第34章 奇行
兵長の後ろ姿を見送りつつ俺が意気消沈していると、その肩を乱暴に組まれた。サッシュさんだ。
「おいオルオ!どうした?急にいなくなるから、心配したじゃねぇか。」
「―――――失恋しました。」
俺の言葉に、サッシュさんは俺の目線を辿り、兵長の背中を認知して、ゆっくりと俺の方に向き直した。
「えっ…………まさかお前………っ、兵長のこと………っ………?」
「いや馬鹿かよ。」
思わず敬語も忘れて突っ込んでしまった。その分サッシュさんにヘッドロックを食らわされた。
ことのいきさつを話すと、サッシュさんは笑って言った。
「―――――なるほどな、ま、お前じゃ無理だろうな!」
「いやサッシュさんも無理だったんでしょ。有名ですよ。ナナさんに告白したら豪快にフラれるどころか惚気られたって。」
「…………うるせえな、傷を抉るんじゃねぇよ新兵のくせに。お前は今日からクソ天パって呼んでやるからな。」
サッシュさんはまた俺の頭をヘッドロックしながら、俺の繊細な巻き毛をぐしゃぐしゃと乱す。

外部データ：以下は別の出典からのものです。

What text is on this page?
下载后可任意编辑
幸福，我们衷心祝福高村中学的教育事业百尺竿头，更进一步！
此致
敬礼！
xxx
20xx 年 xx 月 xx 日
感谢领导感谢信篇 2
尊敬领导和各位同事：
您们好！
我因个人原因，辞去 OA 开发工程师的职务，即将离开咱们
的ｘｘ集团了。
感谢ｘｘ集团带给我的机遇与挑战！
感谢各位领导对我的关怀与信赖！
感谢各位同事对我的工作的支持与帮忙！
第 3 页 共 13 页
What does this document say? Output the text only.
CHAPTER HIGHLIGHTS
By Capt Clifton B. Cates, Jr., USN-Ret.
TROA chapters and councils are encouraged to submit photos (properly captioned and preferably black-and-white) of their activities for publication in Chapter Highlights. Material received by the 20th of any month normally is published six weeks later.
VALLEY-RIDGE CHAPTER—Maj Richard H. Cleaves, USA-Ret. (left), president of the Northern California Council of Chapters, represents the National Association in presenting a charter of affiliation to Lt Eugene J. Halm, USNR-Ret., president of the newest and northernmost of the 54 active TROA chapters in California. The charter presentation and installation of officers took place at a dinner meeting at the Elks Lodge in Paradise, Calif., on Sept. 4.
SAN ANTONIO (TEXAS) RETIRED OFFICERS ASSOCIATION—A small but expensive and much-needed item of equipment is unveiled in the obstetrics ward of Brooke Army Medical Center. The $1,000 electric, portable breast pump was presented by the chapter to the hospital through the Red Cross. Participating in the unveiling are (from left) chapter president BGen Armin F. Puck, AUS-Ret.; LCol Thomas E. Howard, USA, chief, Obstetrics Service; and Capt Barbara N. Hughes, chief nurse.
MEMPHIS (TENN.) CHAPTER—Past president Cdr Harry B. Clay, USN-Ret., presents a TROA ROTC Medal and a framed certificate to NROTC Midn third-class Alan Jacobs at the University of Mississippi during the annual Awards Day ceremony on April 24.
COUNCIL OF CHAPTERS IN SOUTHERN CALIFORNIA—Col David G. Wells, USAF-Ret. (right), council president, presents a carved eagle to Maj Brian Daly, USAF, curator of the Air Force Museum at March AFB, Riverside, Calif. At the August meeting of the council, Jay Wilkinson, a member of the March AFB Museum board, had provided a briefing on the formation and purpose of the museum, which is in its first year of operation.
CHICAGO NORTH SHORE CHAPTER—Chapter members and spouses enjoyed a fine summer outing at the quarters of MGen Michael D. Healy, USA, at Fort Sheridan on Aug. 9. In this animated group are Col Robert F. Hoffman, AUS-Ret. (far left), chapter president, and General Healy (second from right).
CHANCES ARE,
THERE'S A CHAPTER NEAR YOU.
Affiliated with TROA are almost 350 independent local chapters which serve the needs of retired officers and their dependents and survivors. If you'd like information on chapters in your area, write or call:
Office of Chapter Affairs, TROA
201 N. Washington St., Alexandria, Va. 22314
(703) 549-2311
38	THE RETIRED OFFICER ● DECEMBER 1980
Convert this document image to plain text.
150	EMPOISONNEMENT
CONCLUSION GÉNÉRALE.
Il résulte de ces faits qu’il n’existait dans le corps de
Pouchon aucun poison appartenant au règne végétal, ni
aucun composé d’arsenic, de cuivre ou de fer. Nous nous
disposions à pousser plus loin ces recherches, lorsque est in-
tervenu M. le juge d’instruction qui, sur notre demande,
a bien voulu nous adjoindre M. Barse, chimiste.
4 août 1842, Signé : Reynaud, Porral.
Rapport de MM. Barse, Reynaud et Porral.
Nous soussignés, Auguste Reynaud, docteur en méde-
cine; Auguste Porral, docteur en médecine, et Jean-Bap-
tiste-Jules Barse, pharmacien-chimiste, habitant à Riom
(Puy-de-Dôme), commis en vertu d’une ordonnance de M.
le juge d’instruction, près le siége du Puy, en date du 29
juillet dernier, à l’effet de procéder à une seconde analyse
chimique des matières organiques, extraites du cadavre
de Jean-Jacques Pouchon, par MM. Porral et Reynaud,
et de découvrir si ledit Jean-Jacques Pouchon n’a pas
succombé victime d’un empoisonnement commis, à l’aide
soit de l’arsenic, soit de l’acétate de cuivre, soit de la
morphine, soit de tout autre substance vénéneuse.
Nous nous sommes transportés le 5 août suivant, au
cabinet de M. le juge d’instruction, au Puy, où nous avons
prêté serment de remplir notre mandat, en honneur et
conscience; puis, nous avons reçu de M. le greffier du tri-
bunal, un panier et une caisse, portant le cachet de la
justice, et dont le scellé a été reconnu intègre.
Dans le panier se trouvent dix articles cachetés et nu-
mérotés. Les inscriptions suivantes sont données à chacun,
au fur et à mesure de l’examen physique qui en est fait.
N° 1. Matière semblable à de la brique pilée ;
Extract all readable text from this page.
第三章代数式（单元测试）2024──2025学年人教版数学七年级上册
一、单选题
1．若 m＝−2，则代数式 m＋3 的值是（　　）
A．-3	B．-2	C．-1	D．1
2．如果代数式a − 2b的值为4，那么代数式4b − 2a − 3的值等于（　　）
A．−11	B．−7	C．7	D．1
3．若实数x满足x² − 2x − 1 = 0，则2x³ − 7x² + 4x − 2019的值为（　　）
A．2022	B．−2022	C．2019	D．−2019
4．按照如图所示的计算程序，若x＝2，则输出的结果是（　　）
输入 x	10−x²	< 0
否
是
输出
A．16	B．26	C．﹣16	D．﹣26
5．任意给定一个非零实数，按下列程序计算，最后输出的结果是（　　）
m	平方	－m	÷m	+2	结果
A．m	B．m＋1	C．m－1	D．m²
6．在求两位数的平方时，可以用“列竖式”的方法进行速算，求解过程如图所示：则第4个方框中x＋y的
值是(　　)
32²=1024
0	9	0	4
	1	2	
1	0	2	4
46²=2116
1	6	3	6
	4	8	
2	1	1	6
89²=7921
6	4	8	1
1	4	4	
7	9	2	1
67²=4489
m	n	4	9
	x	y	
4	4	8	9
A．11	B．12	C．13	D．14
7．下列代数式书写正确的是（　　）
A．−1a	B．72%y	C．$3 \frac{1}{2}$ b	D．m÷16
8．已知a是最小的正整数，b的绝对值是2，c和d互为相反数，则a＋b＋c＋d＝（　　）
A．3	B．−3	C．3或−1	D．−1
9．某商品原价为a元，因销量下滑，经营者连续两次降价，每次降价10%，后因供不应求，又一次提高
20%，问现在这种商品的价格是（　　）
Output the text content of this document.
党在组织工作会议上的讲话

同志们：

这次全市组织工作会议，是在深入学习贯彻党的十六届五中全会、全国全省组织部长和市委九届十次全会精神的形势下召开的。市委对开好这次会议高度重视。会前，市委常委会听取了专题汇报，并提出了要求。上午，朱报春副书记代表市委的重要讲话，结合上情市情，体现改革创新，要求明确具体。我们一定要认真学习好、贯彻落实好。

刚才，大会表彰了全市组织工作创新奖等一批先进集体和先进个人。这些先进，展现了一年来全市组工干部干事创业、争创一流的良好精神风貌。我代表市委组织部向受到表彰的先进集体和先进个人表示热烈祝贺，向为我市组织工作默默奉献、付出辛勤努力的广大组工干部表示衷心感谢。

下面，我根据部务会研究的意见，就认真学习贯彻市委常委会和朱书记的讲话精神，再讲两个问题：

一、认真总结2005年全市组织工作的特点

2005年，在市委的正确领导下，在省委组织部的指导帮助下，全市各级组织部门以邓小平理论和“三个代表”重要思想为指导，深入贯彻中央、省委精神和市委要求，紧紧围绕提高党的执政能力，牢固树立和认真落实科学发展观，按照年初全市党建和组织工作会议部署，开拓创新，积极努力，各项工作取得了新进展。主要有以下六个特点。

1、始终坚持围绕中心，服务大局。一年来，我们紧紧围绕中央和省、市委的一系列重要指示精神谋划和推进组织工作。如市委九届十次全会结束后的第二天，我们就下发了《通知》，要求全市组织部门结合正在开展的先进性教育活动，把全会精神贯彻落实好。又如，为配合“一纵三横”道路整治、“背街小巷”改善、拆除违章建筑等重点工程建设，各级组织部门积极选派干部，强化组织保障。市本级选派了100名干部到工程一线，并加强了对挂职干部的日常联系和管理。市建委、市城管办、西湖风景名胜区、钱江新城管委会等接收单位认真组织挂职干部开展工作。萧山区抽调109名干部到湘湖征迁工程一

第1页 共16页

「――――――彼女が誰かのものだとしたら、男としても、兵士としてもどうやっても敵わない人のものなら、いいのにって思うんです。」
「――――――それならリヴァイ兵長で良かったじゃねぇか。」
「………いや、確かに強いらしいですけど男としてはどうなんですか。乱暴だし怖いし……。」
「………わかってねぇなぁ。」
サッシュさんはふっと笑って言った。